Keywords

1 Introduction

Modern computers with various architectures developed in recent years have enabled the storage and processing of a large amount of data, especially the spatial ones. Such development has led to a rapid growth in the availability of (open) urban data for almost every corner on the Earth’s surface. The available geospatial data allow us to study different aspects of urban systems, or cities, including their physical elements of road networks. The representation of roads as a networked system of nodes and edges has attracted significant interest in the network literature, generating a large number of studies over the years (see e.g. [5, 7, 10, 15, 16, 18]).

The available geospatial data on road networks, typically exist in the digital format of a shapefile [8] that contains points listed in a spatially sequential order to store the geometrical information of the road lines defined by the points.
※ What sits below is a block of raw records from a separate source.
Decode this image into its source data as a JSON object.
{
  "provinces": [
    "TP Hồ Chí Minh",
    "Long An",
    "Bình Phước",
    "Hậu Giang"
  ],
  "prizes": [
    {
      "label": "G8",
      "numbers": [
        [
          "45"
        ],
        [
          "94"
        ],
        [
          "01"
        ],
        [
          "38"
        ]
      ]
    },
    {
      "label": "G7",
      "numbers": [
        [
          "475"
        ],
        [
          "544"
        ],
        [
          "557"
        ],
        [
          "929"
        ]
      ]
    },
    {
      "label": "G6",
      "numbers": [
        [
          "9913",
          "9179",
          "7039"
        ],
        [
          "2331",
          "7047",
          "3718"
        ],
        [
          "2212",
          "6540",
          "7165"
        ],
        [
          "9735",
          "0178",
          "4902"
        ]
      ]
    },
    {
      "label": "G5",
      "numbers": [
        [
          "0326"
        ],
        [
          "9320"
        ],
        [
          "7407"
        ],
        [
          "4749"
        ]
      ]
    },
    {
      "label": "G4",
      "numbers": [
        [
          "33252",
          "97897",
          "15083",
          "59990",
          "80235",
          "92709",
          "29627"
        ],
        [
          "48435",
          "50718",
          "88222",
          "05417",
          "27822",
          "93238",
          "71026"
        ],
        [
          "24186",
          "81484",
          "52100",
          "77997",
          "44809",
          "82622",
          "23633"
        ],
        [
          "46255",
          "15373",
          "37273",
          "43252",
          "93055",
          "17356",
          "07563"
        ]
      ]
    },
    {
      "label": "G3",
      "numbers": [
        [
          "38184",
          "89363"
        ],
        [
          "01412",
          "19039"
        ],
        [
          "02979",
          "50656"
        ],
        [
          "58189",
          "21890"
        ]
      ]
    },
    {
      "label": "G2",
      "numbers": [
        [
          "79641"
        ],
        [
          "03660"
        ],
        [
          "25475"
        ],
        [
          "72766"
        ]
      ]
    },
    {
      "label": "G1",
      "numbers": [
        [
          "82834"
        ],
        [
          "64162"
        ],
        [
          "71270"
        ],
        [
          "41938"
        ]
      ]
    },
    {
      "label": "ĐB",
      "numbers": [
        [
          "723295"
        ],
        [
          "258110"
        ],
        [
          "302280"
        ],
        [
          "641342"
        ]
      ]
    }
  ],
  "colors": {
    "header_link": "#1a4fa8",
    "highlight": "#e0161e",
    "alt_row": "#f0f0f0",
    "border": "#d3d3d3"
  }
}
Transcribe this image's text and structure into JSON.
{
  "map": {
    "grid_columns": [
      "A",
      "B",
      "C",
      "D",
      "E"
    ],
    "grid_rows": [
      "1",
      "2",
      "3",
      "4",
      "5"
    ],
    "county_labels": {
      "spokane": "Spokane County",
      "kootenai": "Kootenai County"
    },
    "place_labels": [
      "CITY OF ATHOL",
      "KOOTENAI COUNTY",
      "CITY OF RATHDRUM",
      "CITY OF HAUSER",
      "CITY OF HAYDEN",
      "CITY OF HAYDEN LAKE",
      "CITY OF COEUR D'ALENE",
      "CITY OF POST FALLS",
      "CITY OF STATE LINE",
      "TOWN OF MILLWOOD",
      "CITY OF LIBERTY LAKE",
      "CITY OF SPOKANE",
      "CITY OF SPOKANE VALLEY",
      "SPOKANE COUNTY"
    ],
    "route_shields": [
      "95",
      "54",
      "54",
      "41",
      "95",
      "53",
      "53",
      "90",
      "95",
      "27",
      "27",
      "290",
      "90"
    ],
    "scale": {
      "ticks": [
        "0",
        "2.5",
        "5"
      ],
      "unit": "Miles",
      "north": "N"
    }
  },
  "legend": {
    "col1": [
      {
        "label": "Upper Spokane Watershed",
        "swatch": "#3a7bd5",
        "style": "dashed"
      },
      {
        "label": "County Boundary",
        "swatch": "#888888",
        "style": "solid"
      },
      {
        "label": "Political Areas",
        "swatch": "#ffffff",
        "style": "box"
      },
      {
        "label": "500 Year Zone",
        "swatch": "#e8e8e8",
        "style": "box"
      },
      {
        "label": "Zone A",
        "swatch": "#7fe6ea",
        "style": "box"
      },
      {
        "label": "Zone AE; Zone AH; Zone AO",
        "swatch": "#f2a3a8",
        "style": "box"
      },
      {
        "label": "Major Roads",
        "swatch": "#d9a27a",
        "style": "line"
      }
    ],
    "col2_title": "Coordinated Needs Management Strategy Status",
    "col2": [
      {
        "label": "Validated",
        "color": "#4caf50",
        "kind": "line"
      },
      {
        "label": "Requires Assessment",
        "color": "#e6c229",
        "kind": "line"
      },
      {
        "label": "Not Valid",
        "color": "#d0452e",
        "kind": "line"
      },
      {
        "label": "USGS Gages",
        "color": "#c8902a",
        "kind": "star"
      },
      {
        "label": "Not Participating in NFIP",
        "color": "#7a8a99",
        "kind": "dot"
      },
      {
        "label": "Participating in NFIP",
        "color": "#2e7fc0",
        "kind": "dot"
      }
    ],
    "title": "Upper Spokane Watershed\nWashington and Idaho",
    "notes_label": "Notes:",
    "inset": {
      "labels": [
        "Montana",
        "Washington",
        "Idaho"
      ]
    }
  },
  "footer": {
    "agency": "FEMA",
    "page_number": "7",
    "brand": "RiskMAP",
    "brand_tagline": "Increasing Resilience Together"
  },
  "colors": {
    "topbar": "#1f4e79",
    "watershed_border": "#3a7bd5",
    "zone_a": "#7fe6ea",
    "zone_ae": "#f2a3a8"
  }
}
Although the data format is convenient in storing spatial features of point or lines for roads, the network information concerning the connections among points or intersections between roads is generally not available and requires further processing before studies such as network analysis could be performed [7]. On the other hand, the detailed geometrical information of roads unpremeditatedly makes the application of network analysis on the raw data challenging. The extra elements included in the data, such as multiple (clustered) points when two roads intersect (e.g. slip road or filter lane) or multiple lines representing the road segments (e.g. lanes) between a pair of junctions, create spatially redundant information that hinders network analyses such as centrality measures, since a single intersection may contain many unnecessary and noisy data points.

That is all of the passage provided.